= Boehm system =

System of keywork for the flute

The Boehm system is a system of keywork for the flute, created by inventor and flautist Theobald Boehm between 1831 and 1847. A similar system was later adopted by the clarinet family.

==History==
Immediately prior to the development of the Boehm system, flutes were most commonly made of wood, with an inverse conical bore, eight keys, and tone holes (the openings where the fingers are placed to produce specific notes) that were small in size, and thus easily covered by the fingertips. Boehm's work was inspired by an 1831 concert in London, given by soloist Charles Nicholson, who, with his father in the 1820s, had introduced a flute constructed with larger tone holes than were used in previous designs. This large-holed instrument could produce greater volume of sound than other flutes, and Boehm set out to produce his own large-holed design.

In addition to large holes, Boehm provided his flute with "full venting", meaning that all keys were normally open (previously, several keys were normally closed, and opened only when the key was operated). Boehm also wanted to locate tone holes at acoustically optimal points on the body of the instrument, rather than locations conveniently covered by the player's fingers. To achieve these goals, Boehm adapted a system of axle-mounted keys with a series of "open rings" (called brille, German for "eyeglasses", as they resembled the type of eyeglass frames common during the 19th century) that were fitted around other tone holes, such that the closure of one tone hole by a finger would also close a key placed over a second hole.

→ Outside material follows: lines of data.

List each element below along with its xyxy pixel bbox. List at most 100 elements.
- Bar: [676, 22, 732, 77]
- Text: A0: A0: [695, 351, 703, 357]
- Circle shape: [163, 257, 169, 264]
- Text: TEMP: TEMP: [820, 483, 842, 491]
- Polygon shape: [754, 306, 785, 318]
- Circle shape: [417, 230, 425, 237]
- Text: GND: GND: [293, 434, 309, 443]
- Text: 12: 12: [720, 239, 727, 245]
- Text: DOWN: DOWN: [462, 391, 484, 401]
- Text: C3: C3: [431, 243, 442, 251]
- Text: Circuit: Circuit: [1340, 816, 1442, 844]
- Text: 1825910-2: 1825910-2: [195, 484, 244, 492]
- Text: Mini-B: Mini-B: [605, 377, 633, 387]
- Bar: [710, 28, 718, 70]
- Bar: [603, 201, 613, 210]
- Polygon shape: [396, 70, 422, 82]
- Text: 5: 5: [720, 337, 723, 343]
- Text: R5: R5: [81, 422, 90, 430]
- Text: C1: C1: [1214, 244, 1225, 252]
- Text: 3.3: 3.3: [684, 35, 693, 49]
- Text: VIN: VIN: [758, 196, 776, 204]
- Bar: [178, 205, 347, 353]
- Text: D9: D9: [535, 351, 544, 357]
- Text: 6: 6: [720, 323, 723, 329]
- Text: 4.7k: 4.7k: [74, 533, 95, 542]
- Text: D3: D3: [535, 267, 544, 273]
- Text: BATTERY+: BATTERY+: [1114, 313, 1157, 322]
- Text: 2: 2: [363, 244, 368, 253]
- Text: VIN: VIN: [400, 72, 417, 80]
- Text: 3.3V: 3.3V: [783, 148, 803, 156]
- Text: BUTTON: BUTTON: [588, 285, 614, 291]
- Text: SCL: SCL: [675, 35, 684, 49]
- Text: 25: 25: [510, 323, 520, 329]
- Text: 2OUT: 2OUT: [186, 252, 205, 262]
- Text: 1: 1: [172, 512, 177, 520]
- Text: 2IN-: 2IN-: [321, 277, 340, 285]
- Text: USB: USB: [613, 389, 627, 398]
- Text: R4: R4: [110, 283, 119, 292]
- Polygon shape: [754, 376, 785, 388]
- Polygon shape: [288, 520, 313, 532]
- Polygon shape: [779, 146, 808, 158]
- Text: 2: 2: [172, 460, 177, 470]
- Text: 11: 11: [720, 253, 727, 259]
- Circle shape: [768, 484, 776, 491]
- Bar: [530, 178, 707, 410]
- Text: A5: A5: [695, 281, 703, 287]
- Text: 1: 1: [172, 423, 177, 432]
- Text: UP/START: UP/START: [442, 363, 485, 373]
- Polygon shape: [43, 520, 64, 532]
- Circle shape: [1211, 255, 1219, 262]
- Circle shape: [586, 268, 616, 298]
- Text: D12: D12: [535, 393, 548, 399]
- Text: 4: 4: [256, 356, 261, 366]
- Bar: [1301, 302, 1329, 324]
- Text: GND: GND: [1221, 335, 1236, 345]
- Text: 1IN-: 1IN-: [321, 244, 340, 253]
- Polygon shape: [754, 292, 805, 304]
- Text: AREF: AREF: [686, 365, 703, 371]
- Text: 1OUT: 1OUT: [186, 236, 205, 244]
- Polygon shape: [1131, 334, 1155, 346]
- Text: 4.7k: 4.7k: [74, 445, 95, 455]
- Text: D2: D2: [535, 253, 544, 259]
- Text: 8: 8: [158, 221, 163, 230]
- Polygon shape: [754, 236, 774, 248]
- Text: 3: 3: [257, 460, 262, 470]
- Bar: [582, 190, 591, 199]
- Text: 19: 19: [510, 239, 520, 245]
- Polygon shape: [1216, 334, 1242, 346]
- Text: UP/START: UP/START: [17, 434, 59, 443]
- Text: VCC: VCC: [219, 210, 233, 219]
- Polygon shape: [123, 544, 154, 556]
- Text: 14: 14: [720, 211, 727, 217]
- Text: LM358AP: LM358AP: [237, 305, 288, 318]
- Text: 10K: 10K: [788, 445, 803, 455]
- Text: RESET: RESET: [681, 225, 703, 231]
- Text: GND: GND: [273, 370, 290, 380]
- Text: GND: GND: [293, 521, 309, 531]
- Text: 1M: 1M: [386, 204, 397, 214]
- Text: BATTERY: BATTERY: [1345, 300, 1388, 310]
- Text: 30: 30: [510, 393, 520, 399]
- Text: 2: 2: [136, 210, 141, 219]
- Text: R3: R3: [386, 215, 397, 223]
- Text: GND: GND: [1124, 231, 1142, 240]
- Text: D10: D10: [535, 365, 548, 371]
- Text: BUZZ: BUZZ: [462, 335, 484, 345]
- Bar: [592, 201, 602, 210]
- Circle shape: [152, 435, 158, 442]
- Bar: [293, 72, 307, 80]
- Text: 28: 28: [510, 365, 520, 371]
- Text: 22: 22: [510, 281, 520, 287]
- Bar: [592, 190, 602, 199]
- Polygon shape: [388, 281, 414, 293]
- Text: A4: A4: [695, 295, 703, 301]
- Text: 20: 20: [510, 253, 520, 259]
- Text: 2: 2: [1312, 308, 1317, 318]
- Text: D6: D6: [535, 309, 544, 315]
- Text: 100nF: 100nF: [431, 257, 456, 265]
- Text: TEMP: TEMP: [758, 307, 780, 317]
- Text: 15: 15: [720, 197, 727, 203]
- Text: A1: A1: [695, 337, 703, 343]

In 1832 Boehm introduced a new conical-bore flute, which achieved a fair degree of success. Boehm, however, continued to look for ways to improve the instrument. Finding that an increased volume of air produced a stronger and clearer tone, he replaced the conical bore with a cylindrical bore, finding that a parabolic contraction of the bore near the embouchure hole improved the instrument's low register. He also found that optimal tone was produced when the tone holes were too large to be covered by the fingertips, and he developed a system of finger plates to cover the holes. These new flutes were at first made of silver, although Boehm later produced wooden versions.

The cylindrical Boehm flute was introduced in 1847, with the instrument gradually being adopted almost universally by professional and amateur players in Europe and around the world during the second half of the 19th century. The instrument was adopted for the performance of orchestral and chamber music, opera and theater, wind ensembles (e.g., military and civic bands), and most other music which might be loosely described as relating to "Western classical music" (including, for example, jazz). Many further refinements have been made, and countless design variations are common among flutes today (the "offset G" key, addition of the low B foot, etc.) The concepts of the Boehm system have been applied across the range of flutes available, including piccolos, alto flutes, bass flutes, and so on, as well as other wind instruments. The material of the instrument may vary (many piccolos are made of wood, some very large flutes are wooden or even made of PVC).

The flute is perhaps the oldest musical instrument, other than the human voice itself. There are very many flutes, both traversely blown and end-blown "fipple" flutes, currently produced which are not built on the Boehm model.

The fingering system for the saxophone closely resembles the Boehm system. A key system inspired by Boehm's for the clarinet family is also known as the "Boehm system", although it was developed by Hyacinthe Klosé and not Boehm himself. The Boehm system was also adapted for a small number of flageolets. Boehm did work on a system for the bassoon, and Boehm-inspired oboes have been made, but non-Boehm systems remain predominant for these instruments. The Albert system is another key system for the clarinet.